In a significant ruling,[1] relating to the airlines industry, the SC has held that tax at source should be deducted under Section 194H of the IT Act on the ‘supplementary commission’ earned by the agents while selling tickets to the passengers. For all the airlines, the International Air Transportation Association (‘IATA’) decides the ceiling price for the air tickets which is called the ‘base fare’. The airlines could decide the ticket price to be either equal to or lower than the price decided by IATA, which becomes the ‘net fare’. The agents are allowed to sell the tickets to the consumers at a price higher than the net fare decided by the airlines which becomes the ‘supplementary commission’ for the agents. That apart, the agents receive a commission amounting to 7% of the base fare decided by the IATA for the services provided by them and on such commission tax is duly deducted by the airlines under Section 194H of the IT Act. Although the ruling has been rendered on the facts relating to the airlines industry, the same would have a wider impact on industries and business across the board.
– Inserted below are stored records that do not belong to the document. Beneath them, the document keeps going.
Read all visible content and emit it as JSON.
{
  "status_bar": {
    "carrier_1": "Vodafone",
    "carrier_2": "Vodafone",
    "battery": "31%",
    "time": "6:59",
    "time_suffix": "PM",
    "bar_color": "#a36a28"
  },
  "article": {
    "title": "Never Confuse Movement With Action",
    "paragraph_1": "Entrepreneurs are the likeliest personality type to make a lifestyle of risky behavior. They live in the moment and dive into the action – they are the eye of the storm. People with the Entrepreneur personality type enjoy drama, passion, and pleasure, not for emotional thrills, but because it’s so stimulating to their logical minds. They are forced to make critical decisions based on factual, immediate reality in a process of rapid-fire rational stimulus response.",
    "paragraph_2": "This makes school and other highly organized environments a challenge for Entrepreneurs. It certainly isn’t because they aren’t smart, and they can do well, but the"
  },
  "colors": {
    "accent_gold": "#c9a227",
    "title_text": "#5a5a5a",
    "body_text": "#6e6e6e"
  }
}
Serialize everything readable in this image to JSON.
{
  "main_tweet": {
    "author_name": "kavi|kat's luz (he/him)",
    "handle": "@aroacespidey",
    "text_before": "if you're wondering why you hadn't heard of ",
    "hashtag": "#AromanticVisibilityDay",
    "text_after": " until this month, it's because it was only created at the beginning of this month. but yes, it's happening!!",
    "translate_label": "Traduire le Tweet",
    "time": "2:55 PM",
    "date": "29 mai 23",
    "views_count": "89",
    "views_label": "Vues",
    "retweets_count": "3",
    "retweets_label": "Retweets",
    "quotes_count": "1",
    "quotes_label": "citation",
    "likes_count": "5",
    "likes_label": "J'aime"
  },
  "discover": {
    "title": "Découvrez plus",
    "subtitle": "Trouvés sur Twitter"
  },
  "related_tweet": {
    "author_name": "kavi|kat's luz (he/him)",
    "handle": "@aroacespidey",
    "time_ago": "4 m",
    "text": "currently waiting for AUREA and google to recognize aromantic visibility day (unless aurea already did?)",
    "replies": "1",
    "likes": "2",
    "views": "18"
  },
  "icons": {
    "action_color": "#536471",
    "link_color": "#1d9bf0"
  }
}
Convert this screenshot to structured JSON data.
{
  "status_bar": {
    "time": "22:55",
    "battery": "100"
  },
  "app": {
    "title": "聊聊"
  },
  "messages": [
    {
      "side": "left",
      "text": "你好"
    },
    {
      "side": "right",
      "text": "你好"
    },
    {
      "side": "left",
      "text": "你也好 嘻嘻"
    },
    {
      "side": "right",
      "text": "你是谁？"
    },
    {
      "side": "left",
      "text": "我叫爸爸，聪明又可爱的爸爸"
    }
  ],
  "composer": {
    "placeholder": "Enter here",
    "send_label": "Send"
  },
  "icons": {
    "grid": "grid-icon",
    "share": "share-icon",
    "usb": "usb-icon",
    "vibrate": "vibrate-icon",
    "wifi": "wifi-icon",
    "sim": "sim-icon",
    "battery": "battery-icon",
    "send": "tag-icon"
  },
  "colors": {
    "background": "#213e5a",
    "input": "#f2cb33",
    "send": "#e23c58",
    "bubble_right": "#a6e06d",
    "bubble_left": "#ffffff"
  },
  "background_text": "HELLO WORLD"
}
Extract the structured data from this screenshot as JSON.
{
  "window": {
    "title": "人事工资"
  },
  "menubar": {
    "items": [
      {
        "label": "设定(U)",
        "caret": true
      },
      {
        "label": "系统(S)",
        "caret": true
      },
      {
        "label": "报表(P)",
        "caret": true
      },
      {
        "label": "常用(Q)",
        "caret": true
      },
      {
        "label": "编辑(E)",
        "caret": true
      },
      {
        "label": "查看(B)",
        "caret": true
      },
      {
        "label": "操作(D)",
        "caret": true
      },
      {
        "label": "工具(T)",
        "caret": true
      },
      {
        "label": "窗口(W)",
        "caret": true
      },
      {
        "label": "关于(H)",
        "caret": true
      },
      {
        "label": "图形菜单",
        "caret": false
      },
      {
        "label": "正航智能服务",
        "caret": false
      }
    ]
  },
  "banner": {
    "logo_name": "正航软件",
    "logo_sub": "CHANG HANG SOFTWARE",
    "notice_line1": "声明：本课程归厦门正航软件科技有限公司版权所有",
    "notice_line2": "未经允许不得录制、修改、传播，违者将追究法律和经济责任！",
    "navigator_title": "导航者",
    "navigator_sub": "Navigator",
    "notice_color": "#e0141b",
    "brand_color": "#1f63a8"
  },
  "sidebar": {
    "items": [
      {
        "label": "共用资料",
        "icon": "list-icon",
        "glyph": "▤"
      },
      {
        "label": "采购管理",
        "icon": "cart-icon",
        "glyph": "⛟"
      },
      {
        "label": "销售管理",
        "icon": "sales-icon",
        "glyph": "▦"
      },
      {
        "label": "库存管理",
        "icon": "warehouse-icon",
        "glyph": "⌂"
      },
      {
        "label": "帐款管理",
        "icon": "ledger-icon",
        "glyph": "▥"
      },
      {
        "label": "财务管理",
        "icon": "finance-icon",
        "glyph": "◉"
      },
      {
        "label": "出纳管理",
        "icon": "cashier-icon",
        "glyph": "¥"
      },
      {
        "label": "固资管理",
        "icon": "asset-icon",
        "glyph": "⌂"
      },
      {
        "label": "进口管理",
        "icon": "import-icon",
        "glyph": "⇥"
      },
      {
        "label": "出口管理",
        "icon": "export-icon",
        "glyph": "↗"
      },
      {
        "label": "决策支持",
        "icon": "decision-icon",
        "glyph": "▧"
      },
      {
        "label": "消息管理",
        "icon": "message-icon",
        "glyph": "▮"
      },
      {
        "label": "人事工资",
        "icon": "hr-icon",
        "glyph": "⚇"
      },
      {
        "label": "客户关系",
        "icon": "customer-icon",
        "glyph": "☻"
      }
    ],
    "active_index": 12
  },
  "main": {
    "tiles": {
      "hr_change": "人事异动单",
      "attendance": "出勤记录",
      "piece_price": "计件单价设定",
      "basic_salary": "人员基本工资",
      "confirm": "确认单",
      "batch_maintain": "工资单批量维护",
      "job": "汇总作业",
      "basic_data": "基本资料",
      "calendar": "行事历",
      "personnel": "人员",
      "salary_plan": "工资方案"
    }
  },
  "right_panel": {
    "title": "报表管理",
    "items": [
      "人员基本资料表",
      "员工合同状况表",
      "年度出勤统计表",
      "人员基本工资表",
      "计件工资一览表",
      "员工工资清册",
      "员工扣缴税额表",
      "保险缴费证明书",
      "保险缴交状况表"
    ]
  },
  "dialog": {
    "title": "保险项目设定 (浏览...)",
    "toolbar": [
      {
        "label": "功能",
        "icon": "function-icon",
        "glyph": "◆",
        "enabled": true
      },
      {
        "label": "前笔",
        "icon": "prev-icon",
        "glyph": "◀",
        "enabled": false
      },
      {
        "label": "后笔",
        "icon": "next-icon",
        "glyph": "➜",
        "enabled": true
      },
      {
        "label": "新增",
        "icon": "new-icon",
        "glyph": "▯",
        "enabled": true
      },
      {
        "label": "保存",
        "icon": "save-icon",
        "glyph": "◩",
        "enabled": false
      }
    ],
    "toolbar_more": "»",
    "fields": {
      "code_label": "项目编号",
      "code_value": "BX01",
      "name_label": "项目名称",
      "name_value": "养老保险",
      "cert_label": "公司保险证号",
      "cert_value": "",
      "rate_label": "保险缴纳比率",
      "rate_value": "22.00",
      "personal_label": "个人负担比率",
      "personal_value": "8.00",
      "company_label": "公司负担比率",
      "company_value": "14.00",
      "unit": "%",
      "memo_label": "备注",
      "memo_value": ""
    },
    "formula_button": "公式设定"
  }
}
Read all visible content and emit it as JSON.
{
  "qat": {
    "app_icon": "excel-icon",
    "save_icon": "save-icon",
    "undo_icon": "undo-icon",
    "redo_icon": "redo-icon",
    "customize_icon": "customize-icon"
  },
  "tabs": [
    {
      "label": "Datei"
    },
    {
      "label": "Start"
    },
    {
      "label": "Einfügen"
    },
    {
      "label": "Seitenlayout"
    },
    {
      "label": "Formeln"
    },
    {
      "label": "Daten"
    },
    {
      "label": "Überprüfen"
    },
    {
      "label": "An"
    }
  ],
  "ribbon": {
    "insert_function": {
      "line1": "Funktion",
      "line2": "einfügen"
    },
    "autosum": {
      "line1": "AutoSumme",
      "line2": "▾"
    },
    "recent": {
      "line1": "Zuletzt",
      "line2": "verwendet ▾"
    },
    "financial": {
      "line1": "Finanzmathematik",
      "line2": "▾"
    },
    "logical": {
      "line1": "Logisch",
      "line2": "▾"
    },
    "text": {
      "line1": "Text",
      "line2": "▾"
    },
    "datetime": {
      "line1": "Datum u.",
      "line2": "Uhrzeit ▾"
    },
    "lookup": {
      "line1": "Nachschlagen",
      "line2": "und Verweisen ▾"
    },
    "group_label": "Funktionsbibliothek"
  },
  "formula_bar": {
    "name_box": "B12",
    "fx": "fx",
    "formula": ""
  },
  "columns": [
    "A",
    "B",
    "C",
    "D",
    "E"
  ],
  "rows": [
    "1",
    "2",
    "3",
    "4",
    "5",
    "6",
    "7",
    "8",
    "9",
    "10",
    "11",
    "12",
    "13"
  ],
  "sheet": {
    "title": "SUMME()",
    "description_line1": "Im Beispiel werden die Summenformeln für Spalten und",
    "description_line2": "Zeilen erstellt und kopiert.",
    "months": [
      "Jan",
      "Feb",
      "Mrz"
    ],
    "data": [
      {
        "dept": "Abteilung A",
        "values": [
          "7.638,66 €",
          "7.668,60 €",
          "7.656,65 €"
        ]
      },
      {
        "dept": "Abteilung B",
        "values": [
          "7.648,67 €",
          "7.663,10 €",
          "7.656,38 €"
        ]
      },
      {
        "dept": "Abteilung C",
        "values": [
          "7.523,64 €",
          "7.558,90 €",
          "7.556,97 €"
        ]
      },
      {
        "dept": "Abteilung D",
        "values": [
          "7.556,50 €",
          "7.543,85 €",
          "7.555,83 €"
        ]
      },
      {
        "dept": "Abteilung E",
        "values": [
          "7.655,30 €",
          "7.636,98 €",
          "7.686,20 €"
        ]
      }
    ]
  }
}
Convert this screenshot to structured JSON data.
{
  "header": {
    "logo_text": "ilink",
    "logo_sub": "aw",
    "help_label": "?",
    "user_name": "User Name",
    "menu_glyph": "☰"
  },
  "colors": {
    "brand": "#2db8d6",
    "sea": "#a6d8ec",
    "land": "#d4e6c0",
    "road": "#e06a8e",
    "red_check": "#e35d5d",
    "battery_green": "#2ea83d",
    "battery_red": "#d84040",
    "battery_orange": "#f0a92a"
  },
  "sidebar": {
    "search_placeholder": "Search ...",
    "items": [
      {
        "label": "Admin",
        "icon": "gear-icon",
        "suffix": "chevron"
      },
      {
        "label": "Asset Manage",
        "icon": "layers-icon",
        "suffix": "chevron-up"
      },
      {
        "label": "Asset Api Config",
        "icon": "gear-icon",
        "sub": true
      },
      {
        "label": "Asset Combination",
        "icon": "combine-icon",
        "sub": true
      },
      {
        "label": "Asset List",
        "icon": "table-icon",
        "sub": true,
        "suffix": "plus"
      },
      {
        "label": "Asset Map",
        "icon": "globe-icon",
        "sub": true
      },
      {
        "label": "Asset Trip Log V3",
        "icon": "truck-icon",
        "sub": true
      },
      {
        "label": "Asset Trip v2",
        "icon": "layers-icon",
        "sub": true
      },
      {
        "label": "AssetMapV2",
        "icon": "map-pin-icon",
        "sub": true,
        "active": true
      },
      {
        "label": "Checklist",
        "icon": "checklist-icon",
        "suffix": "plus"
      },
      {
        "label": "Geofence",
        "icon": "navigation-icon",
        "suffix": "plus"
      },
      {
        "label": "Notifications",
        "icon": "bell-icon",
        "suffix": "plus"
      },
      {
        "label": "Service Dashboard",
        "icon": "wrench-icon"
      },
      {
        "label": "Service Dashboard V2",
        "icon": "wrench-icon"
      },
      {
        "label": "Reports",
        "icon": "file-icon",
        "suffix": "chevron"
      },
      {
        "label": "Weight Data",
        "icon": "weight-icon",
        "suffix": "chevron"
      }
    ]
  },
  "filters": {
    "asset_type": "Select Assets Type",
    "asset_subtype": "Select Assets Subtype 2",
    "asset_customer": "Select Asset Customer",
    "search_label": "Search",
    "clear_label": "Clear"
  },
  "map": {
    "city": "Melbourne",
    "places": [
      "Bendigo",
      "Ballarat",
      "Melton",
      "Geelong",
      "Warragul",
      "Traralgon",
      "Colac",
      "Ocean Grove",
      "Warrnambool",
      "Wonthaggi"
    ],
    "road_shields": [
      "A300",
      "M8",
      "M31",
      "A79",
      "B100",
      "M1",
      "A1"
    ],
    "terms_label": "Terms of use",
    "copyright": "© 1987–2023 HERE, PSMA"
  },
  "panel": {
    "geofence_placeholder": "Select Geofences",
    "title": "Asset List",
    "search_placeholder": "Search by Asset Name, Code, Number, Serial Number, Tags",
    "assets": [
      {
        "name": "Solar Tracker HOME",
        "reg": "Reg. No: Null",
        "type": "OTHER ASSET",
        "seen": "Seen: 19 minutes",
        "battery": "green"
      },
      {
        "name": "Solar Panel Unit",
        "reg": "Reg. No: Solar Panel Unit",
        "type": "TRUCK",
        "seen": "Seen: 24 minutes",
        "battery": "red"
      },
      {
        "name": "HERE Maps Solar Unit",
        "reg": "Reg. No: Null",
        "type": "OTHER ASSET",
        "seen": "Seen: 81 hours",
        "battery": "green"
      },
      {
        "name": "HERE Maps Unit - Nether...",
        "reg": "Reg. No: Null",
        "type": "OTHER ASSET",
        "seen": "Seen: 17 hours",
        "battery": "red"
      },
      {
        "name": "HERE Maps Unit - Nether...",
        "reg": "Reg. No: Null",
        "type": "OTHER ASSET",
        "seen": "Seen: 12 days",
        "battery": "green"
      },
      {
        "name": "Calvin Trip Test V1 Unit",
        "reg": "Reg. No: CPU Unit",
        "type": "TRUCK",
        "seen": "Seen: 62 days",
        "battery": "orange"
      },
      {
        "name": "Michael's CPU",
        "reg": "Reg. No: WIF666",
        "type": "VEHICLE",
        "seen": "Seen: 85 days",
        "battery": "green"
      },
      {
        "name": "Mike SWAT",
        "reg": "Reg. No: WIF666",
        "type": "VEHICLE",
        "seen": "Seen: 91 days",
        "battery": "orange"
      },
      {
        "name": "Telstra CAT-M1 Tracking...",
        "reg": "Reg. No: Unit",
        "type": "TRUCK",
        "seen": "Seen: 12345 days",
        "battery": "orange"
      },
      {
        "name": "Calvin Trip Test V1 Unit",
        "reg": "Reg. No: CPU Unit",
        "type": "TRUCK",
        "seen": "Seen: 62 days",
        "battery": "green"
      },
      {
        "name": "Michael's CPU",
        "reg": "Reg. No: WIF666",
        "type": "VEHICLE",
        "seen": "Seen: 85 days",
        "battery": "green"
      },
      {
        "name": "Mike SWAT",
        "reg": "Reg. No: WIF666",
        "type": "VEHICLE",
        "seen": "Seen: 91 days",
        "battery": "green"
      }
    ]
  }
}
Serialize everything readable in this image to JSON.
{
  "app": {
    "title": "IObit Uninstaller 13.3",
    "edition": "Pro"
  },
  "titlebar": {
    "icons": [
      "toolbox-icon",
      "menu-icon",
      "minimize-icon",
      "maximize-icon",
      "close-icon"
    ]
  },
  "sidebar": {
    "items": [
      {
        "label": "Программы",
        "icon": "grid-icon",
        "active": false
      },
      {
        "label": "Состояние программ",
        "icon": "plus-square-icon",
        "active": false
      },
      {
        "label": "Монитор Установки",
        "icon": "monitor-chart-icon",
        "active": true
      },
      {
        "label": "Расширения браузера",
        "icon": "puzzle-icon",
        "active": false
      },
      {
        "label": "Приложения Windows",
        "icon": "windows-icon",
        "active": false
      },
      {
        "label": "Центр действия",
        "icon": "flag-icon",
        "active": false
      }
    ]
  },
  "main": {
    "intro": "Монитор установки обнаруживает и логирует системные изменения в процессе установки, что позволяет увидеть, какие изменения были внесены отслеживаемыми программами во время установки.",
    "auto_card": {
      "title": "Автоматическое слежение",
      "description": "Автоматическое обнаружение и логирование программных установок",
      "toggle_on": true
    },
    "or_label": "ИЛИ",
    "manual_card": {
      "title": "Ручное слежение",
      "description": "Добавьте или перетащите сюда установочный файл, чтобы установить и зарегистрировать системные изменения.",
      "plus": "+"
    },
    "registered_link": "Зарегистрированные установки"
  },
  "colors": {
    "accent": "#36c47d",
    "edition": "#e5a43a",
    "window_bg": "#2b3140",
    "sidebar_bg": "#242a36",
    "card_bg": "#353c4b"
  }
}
The case of the Income tax Department (‘ITD’) was that even if the airlines is not making the payment directly to the agent, such ‘supplementary commission’ would come under the ambit of Section 194H of the IT Act as the relation between the airlines and agents is of principal and agent, and the agent is selling the ticket on behalf of the airlines. Additionally, the plea was also that Section 194H of the IT Act uses the term ‘directly or indirectly’. On the basis of these arguments and clauses of the agreement, the SC came to the conclusion that the airlines and agent have a ‘contract of agency’ and not a ‘contract of sale’ as the ownership of tickets and final risk and liability always remained with the airlines. Finally, by establishing that in terms of the agreement the airlines under the arrangement known as Billing and Settlement Plan become aware (at a later point of time) of the amount of ‘Supplementary Commission’ and as such, the airlines become liable to deduct tax on same.
[1] Singapore Airlines Ltd. v. CIT, (2022) 144 taxmann.com 221(SC).